La création du camping, elle, passera par une conversion des infrastructures de production de la ferme. Ainsi à l’arrêt de l’élevage de volailles, les bâtiments sont convertis en entrepôts d’hivernage de caravanes et de bateaux. Puis l’une des familles de leur clientèle leur demande de les dépanner en pour quelques nuits sous tente. Ils peuvent les accueillir simplement, car ils ont à leur disposition le bloc sanitaire obligatoire pour le personnel, dans tout élevage de volaille industrielle.
Voilà la dynamique lancée. Reste à convertir les terres cultivées en emplacements pour les campeurs : « Quand on a créé le camping en 2001 avec mon mari, (…) on a découpé dans une bâche agricole la taille d’une caravane avec un auvent et on a commencé à la positionner au sol, comme ça, et puis ça nous a permis de faire les délimitations des emplacements (…) ça a dessiné le camping, en utilisant les deux trois bouts de petites routes qu’on avait (…) chemins, qui permettaient d’aller dans les champs. (…) Une partie du camping, la partie basse, c’était un champ de blé, après la moisson, (…), l’autre partie du camping, là-haut, c’était du maïs, la dernière fois qu’on a cultivé. »
Si l’abri côtier est catégorisé Camping à la ferme, il semble plutôt aujourd’hui que l’activité agricole, avec 40 ha de terres encore cultivées, soit devenue une activité annexe à cette d’accueil.
Pour autant, Le fait d’être dans le monde agricole est intervenu à différents niveaux dans l’agencement des lieux, comme l’attention au vent, qui limite les choix d’orientation des emplacements : « on surveille d’où viennent les vents, ce que ne penserait peut-être pas un créateur de camping (…) nous on a fait attention au vent ». Les haies, elles, ont été plantées en faisant appel au GVA pour l’achat de plants de toutes sortes, auxquels s’ajoutent des bouleaux récupérés dans une ancienne carrière des environs, les chênes déjà présents sur les terres : « On a fait des haies variées, je ne voulais pas des haies basiques, laurier pin, troène, ou, Eleanus (…) Mettre des aulnes, des chênes, beaucoup de chênes qu’on a retrouvés sur nos pourtours de champs, on s’est dit autant les mettre en valeur, et puis toutes sortes d’arbres qu’on pouvait trouver. » Enfin, les vacanciers peuvent bénéficier des produits du grand potager cultivé par Nathalie, des œufs d’une douzaine de poule, et des confitures qu’elle produit avec les fruits épargnés par les oiseaux…
Une terre à touristes ?
Nathalie n’est pas particulièrement optimiste quant à l’avenir de l’agriculture sur la presqu’île.
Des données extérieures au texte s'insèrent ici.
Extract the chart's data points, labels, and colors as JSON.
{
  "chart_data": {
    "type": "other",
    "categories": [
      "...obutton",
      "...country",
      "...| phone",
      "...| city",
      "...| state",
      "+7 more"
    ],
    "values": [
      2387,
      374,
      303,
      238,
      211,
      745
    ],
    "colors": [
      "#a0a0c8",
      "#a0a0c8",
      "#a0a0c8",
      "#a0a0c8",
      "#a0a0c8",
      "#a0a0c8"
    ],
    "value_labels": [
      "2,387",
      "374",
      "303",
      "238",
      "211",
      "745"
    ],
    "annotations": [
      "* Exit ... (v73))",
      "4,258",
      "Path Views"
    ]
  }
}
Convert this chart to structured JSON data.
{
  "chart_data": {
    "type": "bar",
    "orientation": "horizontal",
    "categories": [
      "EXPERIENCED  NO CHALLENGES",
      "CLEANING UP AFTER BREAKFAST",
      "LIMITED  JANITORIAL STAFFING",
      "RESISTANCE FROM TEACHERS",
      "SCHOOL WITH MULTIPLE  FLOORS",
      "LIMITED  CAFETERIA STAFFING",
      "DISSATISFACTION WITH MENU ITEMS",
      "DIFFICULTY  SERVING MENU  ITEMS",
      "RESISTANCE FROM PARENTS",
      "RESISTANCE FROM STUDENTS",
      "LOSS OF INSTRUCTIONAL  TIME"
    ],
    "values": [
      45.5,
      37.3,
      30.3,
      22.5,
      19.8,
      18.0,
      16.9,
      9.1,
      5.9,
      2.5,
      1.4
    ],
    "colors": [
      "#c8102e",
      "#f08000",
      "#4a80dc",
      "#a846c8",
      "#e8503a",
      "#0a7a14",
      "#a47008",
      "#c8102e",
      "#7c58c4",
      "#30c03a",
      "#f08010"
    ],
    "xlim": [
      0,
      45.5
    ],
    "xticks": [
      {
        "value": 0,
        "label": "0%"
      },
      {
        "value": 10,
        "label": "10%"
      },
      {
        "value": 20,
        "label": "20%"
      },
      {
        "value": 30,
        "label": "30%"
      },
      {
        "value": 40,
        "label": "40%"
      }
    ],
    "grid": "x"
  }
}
Avec comme point de départ, la pauvreté des terres littorales, joint à l’attrait particulier des lieux :
« On a dû vous dire ici sur la presqu’île, les rendements, ce n’est pas Pontivy, on reste une zone côtière avec une terre qui est de mauvaise qualité. » Si les terres d’ici permettent l’élevage et les cultures associées, en aucun cas elles n’autorisent les cultures céréalières intensives qui permettraient d’en tirer un revenu plus intéressant. Ainsi « comme le disent certains, « ici c’est une terre à touristes » [c’est-à-dire] qu’il vaut mieux pas cultiver, il vaut mieux laisser les gens venir et profiter de notre presqu’île avec les espaces verts, la mer, tout ce qui a autour, pour les randonnées, mais ne pas…ça sert à rien, au niveau des rendements c’est pas bon quoi. »
Or la fréquentation croissante de l’île, en particulier d’origine urbaine, crée aussi des frictions à propos justement des gestes qui permettent aux cultivateurs d’améliorer la production : comme les plaintes pour le salissement de portions de route lors de l’épandage de fumier, ou encore, l’impossibilité de mettre des canons pour effaroucher pigeons et corneilles qui se régalent dans les parcelles.
Nathalie constate, pour finir, que le paysage agricole évolue, avec en particulier un recul franc de l’élevage. Il semble déjà, pour elle, de l’histoire ancienne. A l’exception des centres équestres, qui sont en fait des infrastructures de loisir : on en compte cinq sur la presqu’île ! C’est notamment à ces derniers que l’exploitation des Rio vend aujourd’hui son foin.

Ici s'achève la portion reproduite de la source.